Contributing to a research project which is aiming for publication in a research journal has been hugely rewarding and exciting, and has made the idea of working in a similar environment after graduating a lot more persuasive.

Written by Charlotte Gray

AI Technologies for Allergen Detection and Smart Cleaning Food Production Workshop

In collaboration with the AI3 Science Discovery (AI3SD) and Internet of Food Things (IoFT) EPSRC Networks the RoboClean team ran a workshop in London on the 17th of October. The focus of the workshop was to discuss how digital technologies such as AI, sensors and robotics can be used for enhanced allergen detection and factory cleaning within food production environments. The workshop was well attended by a range of stakeholders from industry, academia and organisations such as the Food Standards Agency. The morning of the workshop had three speakers. Nik Watson from the University of Nottingham gave a talk on the future of factory cleaning. This talk covered a range of research projects from the University which developed new digital technologies to monitor and improve factory cleaning processes.
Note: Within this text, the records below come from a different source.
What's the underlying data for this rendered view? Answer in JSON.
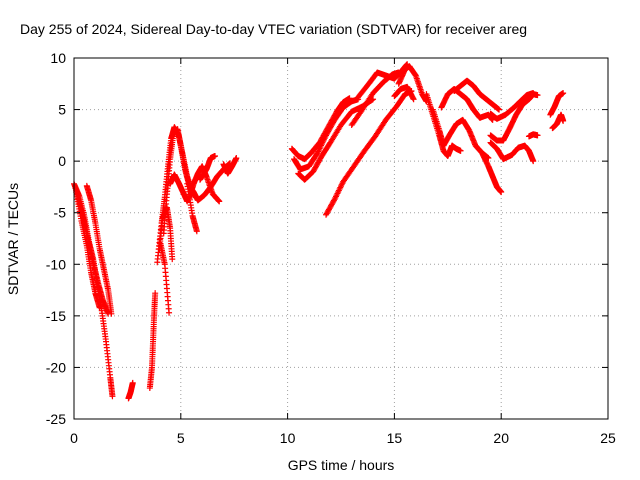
{
  "chart_data": {
    "type": "scatter",
    "title": "Day 255 of 2024, Sidereal Day-to-day VTEC variation (SDTVAR) for receiver areg",
    "xlabel": "GPS time / hours",
    "ylabel": "SDTVAR / TECUs",
    "xlim": [
      0,
      25
    ],
    "ylim": [
      -25,
      10
    ],
    "xticks": [
      0,
      5,
      10,
      15,
      20,
      25
    ],
    "yticks": [
      -25,
      -20,
      -15,
      -10,
      -5,
      0,
      5,
      10
    ],
    "xtick_labels": [
      "0",
      "5",
      "10",
      "15",
      "20",
      "25"
    ],
    "ytick_labels": [
      "-25",
      "-20",
      "-15",
      "-10",
      "-5",
      "0",
      "5",
      "10"
    ],
    "grid": true,
    "marker": "plus",
    "series": [
      {
        "name": "SDTVAR",
        "color": "#ff0000",
        "segments": [
          [
            [
              0.0,
              -2.2
            ],
            [
              0.25,
              -3.4
            ],
            [
              0.5,
              -5.5
            ],
            [
              0.7,
              -7.8
            ],
            [
              0.9,
              -9.5
            ],
            [
              1.1,
              -12.0
            ],
            [
              1.3,
              -14.5
            ],
            [
              1.5,
              -17.5
            ],
            [
              1.7,
              -21.0
            ],
            [
              1.8,
              -22.8
            ]
          ],
          [
            [
              0.05,
              -2.5
            ],
            [
              0.3,
              -4.4
            ],
            [
              0.55,
              -6.5
            ],
            [
              0.75,
              -8.5
            ],
            [
              0.95,
              -10.3
            ],
            [
              1.15,
              -12.0
            ],
            [
              1.35,
              -13.5
            ],
            [
              1.6,
              -14.8
            ]
          ],
          [
            [
              0.1,
              -3.0
            ],
            [
              0.35,
              -5.8
            ],
            [
              0.6,
              -8.2
            ],
            [
              0.8,
              -10.8
            ],
            [
              1.0,
              -12.8
            ],
            [
              1.2,
              -14.2
            ]
          ],
          [
            [
              0.6,
              -2.4
            ],
            [
              0.8,
              -3.8
            ],
            [
              1.0,
              -6.0
            ],
            [
              1.2,
              -8.5
            ],
            [
              1.4,
              -10.5
            ],
            [
              1.6,
              -12.5
            ],
            [
              1.75,
              -14.8
            ]
          ],
          [
            [
              2.55,
              -23.0
            ],
            [
              2.65,
              -22.4
            ],
            [
              2.75,
              -21.5
            ]
          ],
          [
            [
              3.55,
              -22.0
            ],
            [
              3.65,
              -20.0
            ],
            [
              3.7,
              -17.5
            ],
            [
              3.75,
              -15.0
            ],
            [
              3.8,
              -12.8
            ]
          ],
          [
            [
              3.9,
              -9.8
            ],
            [
              4.1,
              -6.0
            ],
            [
              4.25,
              -3.5
            ],
            [
              4.4,
              -0.5
            ],
            [
              4.55,
              2.2
            ],
            [
              4.7,
              3.3
            ],
            [
              4.9,
              2.5
            ],
            [
              5.1,
              0.5
            ],
            [
              5.3,
              -1.5
            ],
            [
              5.6,
              -3.3
            ]
          ],
          [
            [
              4.0,
              -8.5
            ],
            [
              4.15,
              -5.5
            ],
            [
              4.35,
              -4.5
            ],
            [
              4.5,
              -6.5
            ],
            [
              4.6,
              -9.5
            ]
          ],
          [
            [
              4.05,
              -8.0
            ],
            [
              4.25,
              -10.0
            ],
            [
              4.45,
              -14.7
            ]
          ],
          [
            [
              4.2,
              -7.0
            ],
            [
              4.35,
              -3.2
            ],
            [
              4.5,
              0.2
            ],
            [
              4.65,
              2.6
            ],
            [
              4.85,
              3.1
            ],
            [
              5.0,
              1.5
            ],
            [
              5.2,
              -0.8
            ],
            [
              5.4,
              -2.4
            ],
            [
              5.6,
              -3.0
            ],
            [
              5.8,
              -3.8
            ],
            [
              6.1,
              -3.3
            ],
            [
              6.4,
              -2.5
            ],
            [
              6.7,
              -1.5
            ],
            [
              7.0,
              -0.8
            ],
            [
              7.3,
              -0.2
            ]
          ],
          [
            [
              4.5,
              -2.2
            ],
            [
              4.7,
              -1.3
            ],
            [
              4.9,
              -2.1
            ],
            [
              5.1,
              -3.0
            ],
            [
              5.3,
              -3.9
            ]
          ],
          [
            [
              5.4,
              -3.6
            ],
            [
              5.6,
              -2.2
            ],
            [
              5.8,
              -1.2
            ],
            [
              6.0,
              -0.5
            ],
            [
              6.2,
              -1.5
            ],
            [
              6.5,
              -3.2
            ],
            [
              6.8,
              -3.9
            ]
          ],
          [
            [
              5.3,
              -2.2
            ],
            [
              5.55,
              -5.3
            ],
            [
              5.75,
              -6.8
            ]
          ],
          [
            [
              5.9,
              -1.8
            ],
            [
              6.2,
              -0.8
            ],
            [
              6.4,
              0.3
            ],
            [
              6.6,
              0.5
            ]
          ],
          [
            [
              7.0,
              -0.3
            ],
            [
              7.2,
              -1.2
            ],
            [
              7.4,
              -0.5
            ],
            [
              7.6,
              0.3
            ]
          ],
          [
            [
              10.2,
              1.2
            ],
            [
              10.5,
              0.5
            ],
            [
              10.8,
              0.2
            ],
            [
              11.1,
              0.8
            ],
            [
              11.5,
              1.8
            ],
            [
              11.9,
              3.3
            ],
            [
              12.3,
              4.8
            ],
            [
              12.6,
              5.7
            ],
            [
              12.9,
              6.1
            ]
          ],
          [
            [
              10.3,
              0.2
            ],
            [
              10.6,
              -0.8
            ],
            [
              11.0,
              -0.5
            ],
            [
              11.4,
              0.8
            ],
            [
              11.8,
              2.5
            ],
            [
              12.2,
              4.0
            ],
            [
              12.6,
              5.2
            ],
            [
              13.0,
              5.8
            ],
            [
              13.3,
              6.0
            ]
          ],
          [
            [
              10.5,
              -1.2
            ],
            [
              10.8,
              -1.8
            ],
            [
              11.2,
              -1.0
            ],
            [
              11.6,
              0.5
            ],
            [
              12.0,
              1.8
            ],
            [
              12.5,
              3.5
            ],
            [
              13.0,
              4.8
            ],
            [
              13.5,
              5.3
            ],
            [
              14.0,
              6.0
            ]
          ],
          [
            [
              11.8,
              -5.2
            ],
            [
              12.2,
              -3.7
            ],
            [
              12.6,
              -2.0
            ],
            [
              13.1,
              -0.5
            ],
            [
              13.6,
              1.0
            ],
            [
              14.1,
              2.4
            ],
            [
              14.6,
              4.0
            ],
            [
              15.1,
              5.3
            ],
            [
              15.5,
              6.5
            ],
            [
              15.8,
              6.8
            ]
          ],
          [
            [
              13.0,
              3.5
            ],
            [
              13.5,
              5.0
            ],
            [
              14.0,
              6.6
            ],
            [
              14.5,
              7.7
            ],
            [
              14.9,
              8.4
            ],
            [
              15.2,
              8.6
            ]
          ],
          [
            [
              13.3,
              6.2
            ],
            [
              13.8,
              7.5
            ],
            [
              14.2,
              8.6
            ],
            [
              14.6,
              8.3
            ],
            [
              15.0,
              8.0
            ],
            [
              15.4,
              8.9
            ],
            [
              15.6,
              9.4
            ]
          ],
          [
            [
              15.2,
              7.5
            ],
            [
              15.5,
              8.9
            ],
            [
              15.7,
              9.2
            ],
            [
              16.0,
              8.3
            ],
            [
              16.3,
              6.5
            ],
            [
              16.5,
              5.8
            ]
          ],
          [
            [
              15.0,
              6.3
            ],
            [
              15.3,
              7.0
            ],
            [
              15.6,
              7.2
            ],
            [
              15.9,
              6.0
            ]
          ],
          [
            [
              16.5,
              6.5
            ],
            [
              16.8,
              4.5
            ],
            [
              17.1,
              2.5
            ],
            [
              17.3,
              1.0
            ],
            [
              17.5,
              0.5
            ],
            [
              17.7,
              1.5
            ],
            [
              17.9,
              1.2
            ],
            [
              18.1,
              1.0
            ]
          ],
          [
            [
              16.8,
              5.0
            ],
            [
              17.1,
              3.0
            ],
            [
              17.3,
              1.5
            ],
            [
              17.6,
              2.6
            ],
            [
              17.9,
              3.6
            ],
            [
              18.2,
              4.0
            ],
            [
              18.5,
              3.0
            ],
            [
              18.8,
              1.5
            ],
            [
              19.1,
              0.8
            ],
            [
              19.4,
              0.3
            ]
          ],
          [
            [
              17.2,
              5.2
            ],
            [
              17.5,
              6.5
            ],
            [
              17.8,
              7.0
            ],
            [
              18.1,
              6.5
            ],
            [
              18.4,
              6.0
            ],
            [
              18.7,
              5.0
            ],
            [
              19.0,
              4.2
            ],
            [
              19.4,
              4.5
            ],
            [
              19.6,
              4.0
            ]
          ],
          [
            [
              17.8,
              6.8
            ],
            [
              18.1,
              7.3
            ],
            [
              18.4,
              7.8
            ],
            [
              18.7,
              7.3
            ],
            [
              19.0,
              6.5
            ],
            [
              19.3,
              6.0
            ],
            [
              19.6,
              5.5
            ],
            [
              19.9,
              5.0
            ]
          ],
          [
            [
              19.1,
              0.8
            ],
            [
              19.4,
              -0.5
            ],
            [
              19.6,
              -1.5
            ],
            [
              19.8,
              -2.5
            ],
            [
              20.0,
              -3.0
            ]
          ],
          [
            [
              19.5,
              1.8
            ],
            [
              19.8,
              1.2
            ],
            [
              20.1,
              0.2
            ],
            [
              20.5,
              0.6
            ],
            [
              20.8,
              1.3
            ],
            [
              21.1,
              1.5
            ],
            [
              21.3,
              1.0
            ],
            [
              21.5,
              0.0
            ]
          ],
          [
            [
              19.5,
              2.5
            ],
            [
              19.8,
              2.0
            ],
            [
              20.1,
              2.0
            ],
            [
              20.4,
              3.2
            ],
            [
              20.7,
              4.5
            ],
            [
              21.0,
              5.5
            ],
            [
              21.3,
              6.0
            ],
            [
              21.5,
              6.5
            ],
            [
              21.7,
              6.4
            ]
          ],
          [
            [
              19.5,
              4.6
            ],
            [
              19.8,
              4.1
            ],
            [
              20.2,
              4.5
            ],
            [
              20.6,
              5.2
            ],
            [
              20.9,
              5.8
            ],
            [
              21.2,
              6.4
            ],
            [
              21.5,
              6.6
            ]
          ],
          [
            [
              21.3,
              2.4
            ],
            [
              21.5,
              2.6
            ],
            [
              21.7,
              2.5
            ]
          ],
          [
            [
              22.3,
              4.5
            ],
            [
              22.5,
              5.3
            ],
            [
              22.7,
              6.3
            ],
            [
              22.9,
              6.6
            ]
          ],
          [
            [
              22.4,
              3.2
            ],
            [
              22.6,
              3.6
            ],
            [
              22.8,
              4.5
            ],
            [
              22.9,
              3.9
            ]
          ]
        ]
      }
    ]
  }
}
The second talk was from AI3SD lead Jeremy Frey from the University of Southampton. Jeremy’s talk gave an introduction to AI and covered a range of new sensors which could be used to detect the presence of allergens in a variety of food products and environments. The final talk was delivered by Martin Peacock from Zimmer and Peacock, a company who develop and manufacture electrochemical sensors. Martin gave an introduction to the company and the technologies they develop before demonstrating how there sensor could be connected to an iPhone and determine the hotness of chilli sauce. Martin’s talk finished by discussing how electro chemical sensors could be used to detect allergens within a factory environment. The afternoon of the workshop focused on group discussions on the following the four topics – all related to allergen detection and cleaning within food production:

  • Data collection, analysis and use
  • Ethical issues
  • Cleaning robots
  • Sensors

Each group had a lead, however delegates moved between tables so they could contribute to more than one discussion. At the end of the workshop the lead from each group reported back with the main discussion points covered by the delegates. The delegates on the ‘robotics’ table reported that robots would play a large role in the future of factory cleaning as they would free up factory operators to spend time on more complicated tasks. The group felt that the design of the robots was essential and discussed that new factories should also be designed differently to facilitate robot cleaning more easily. The group also thought that effective communication with the robot was a key issue which needed further research. The ‘sensors’ group reported that any new sensors used to detect allergens or levels of cleanliness would need to fit into existing regulations and practices, but would be welcomed by the industry, especially if they could detect allergens or bacteria in real-time. The ‘data’ group reported that there was a need for data standards relevant to industrial challenge and there was also a need for open access data to enable the development of suitable analysis and visualisation methods. The ‘ethics’ group discussed numerous key topics including, Bias, Uncertainty, transparency, augmented intelligence and the objectivity of AI.